Established Chern number inequalities under curvature conditions.

Linked eigenvalues of Laplace-Beltrami operator to the Euler characteristic.

Identified conditions involving line bundles affecting the Euler characteristic.

Abstract

Let $E$ be a holomorphic vector bundle over a compact K\"{a}hler manifold $(X,\omega)$ with negative sectional curvature $sec\leq -K<0$, $\Delta_{E}$ be the Chern connection on $E$. In this article we show that if $C:=|[\Lambda,i\Theta(E)]|\leq c_{n}K$, then $(X,E)$ satisfy a family of Chern number inequalities.
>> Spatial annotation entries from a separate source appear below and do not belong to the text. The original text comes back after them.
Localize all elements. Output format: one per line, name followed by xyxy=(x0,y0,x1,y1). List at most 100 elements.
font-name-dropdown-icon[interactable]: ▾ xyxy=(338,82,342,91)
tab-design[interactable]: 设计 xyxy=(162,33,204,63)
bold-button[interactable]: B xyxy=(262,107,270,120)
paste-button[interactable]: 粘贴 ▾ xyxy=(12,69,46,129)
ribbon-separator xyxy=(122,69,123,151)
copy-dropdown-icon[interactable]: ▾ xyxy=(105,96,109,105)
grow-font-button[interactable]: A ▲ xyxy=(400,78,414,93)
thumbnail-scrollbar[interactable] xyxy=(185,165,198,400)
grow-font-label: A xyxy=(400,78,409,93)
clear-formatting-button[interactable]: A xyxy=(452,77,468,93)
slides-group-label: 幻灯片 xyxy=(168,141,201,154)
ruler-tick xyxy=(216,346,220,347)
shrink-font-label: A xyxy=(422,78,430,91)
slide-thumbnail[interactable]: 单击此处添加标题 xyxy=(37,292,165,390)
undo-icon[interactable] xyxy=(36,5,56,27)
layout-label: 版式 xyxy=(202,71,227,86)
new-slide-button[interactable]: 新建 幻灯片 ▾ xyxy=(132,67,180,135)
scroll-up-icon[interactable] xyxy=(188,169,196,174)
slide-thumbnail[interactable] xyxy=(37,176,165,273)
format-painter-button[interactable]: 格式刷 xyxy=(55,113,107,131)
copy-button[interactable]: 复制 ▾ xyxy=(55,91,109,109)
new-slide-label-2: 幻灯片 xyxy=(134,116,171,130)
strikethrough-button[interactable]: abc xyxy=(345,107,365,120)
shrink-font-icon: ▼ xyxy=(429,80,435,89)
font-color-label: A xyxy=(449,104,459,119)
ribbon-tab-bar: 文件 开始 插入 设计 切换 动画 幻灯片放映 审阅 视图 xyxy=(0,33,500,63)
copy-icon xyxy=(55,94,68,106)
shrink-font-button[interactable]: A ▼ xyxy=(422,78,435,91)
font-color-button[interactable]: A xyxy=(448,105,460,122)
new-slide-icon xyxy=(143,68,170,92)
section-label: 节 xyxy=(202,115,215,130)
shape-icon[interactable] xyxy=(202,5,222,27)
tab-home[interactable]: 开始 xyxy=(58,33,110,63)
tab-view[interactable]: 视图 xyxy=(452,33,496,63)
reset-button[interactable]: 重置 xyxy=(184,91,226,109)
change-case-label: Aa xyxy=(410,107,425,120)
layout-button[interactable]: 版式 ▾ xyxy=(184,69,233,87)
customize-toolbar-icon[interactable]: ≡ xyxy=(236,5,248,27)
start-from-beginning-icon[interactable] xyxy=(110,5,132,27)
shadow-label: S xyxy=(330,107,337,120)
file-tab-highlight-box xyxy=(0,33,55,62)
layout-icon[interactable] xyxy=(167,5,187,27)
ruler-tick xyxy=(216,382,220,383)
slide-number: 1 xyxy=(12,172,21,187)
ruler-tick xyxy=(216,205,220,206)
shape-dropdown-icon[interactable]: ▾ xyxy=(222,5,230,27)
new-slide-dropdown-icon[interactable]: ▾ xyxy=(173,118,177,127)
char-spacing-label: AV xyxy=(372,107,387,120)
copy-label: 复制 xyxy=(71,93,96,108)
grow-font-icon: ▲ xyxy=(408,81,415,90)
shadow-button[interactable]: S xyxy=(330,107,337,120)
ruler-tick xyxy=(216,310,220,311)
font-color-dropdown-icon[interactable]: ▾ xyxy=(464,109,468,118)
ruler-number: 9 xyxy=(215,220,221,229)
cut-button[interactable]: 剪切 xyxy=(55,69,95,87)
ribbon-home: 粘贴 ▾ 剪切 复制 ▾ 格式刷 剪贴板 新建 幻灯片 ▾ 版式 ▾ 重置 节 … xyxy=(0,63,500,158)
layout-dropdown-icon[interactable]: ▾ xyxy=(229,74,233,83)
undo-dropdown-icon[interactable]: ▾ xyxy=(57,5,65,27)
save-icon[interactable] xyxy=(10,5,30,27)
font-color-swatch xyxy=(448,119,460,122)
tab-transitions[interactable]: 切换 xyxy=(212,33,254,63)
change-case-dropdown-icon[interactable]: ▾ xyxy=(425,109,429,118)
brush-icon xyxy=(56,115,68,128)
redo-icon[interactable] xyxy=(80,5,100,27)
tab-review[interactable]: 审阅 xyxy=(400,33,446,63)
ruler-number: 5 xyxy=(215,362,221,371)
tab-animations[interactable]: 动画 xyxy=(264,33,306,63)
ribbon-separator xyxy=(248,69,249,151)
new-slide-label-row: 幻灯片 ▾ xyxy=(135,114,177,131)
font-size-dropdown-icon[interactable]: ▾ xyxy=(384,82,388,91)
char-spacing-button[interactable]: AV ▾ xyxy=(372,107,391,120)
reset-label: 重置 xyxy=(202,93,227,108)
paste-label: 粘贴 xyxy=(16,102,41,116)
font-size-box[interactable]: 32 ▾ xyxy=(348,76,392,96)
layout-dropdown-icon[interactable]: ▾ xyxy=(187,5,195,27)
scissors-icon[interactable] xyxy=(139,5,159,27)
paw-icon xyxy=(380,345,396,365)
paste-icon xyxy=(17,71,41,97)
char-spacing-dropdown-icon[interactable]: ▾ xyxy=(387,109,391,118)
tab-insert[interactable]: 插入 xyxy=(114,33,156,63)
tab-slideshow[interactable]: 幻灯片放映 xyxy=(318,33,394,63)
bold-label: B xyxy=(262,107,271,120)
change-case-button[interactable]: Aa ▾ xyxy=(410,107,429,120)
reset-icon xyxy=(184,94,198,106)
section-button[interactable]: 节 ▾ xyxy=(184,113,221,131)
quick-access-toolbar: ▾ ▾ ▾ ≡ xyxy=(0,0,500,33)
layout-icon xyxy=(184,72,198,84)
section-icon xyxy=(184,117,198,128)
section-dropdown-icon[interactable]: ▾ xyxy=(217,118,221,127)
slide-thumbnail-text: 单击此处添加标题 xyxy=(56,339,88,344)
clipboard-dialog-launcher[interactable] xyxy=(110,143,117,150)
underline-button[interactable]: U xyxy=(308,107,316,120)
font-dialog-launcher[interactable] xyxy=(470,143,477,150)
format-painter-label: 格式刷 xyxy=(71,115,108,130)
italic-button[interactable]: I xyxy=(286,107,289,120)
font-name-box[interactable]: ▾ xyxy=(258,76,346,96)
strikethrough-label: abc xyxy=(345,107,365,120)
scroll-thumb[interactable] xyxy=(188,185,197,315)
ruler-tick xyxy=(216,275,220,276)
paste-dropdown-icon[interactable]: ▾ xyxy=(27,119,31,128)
The main idea in our proof is study the $L^{2}$ $\bar{\partial}_{\tilde{E}}$-harmonic forms on lifting bundle $\tilde{E}$ over the universal covering space $\tilde{X}$. We also observe that there is a closely relationship between the eigenvalue of the Laplace-Beltrami operator $\Delta_{\bar{\partial}_{\tilde{E}}}$ and the Euler characteristic of $X$. Precisely, if there is a line bundle $L$ on $X$ such that $\chi^{p}(X,L^{\otimes m})$ is not constant for some integers $p\in[0,n]$, then the Euler characteristic of $X$ satisfies $(-1)^{n}\chi(X)\geq (n+1)+\lfloor\frac{c_{n}K}{2nC} \rfloor$.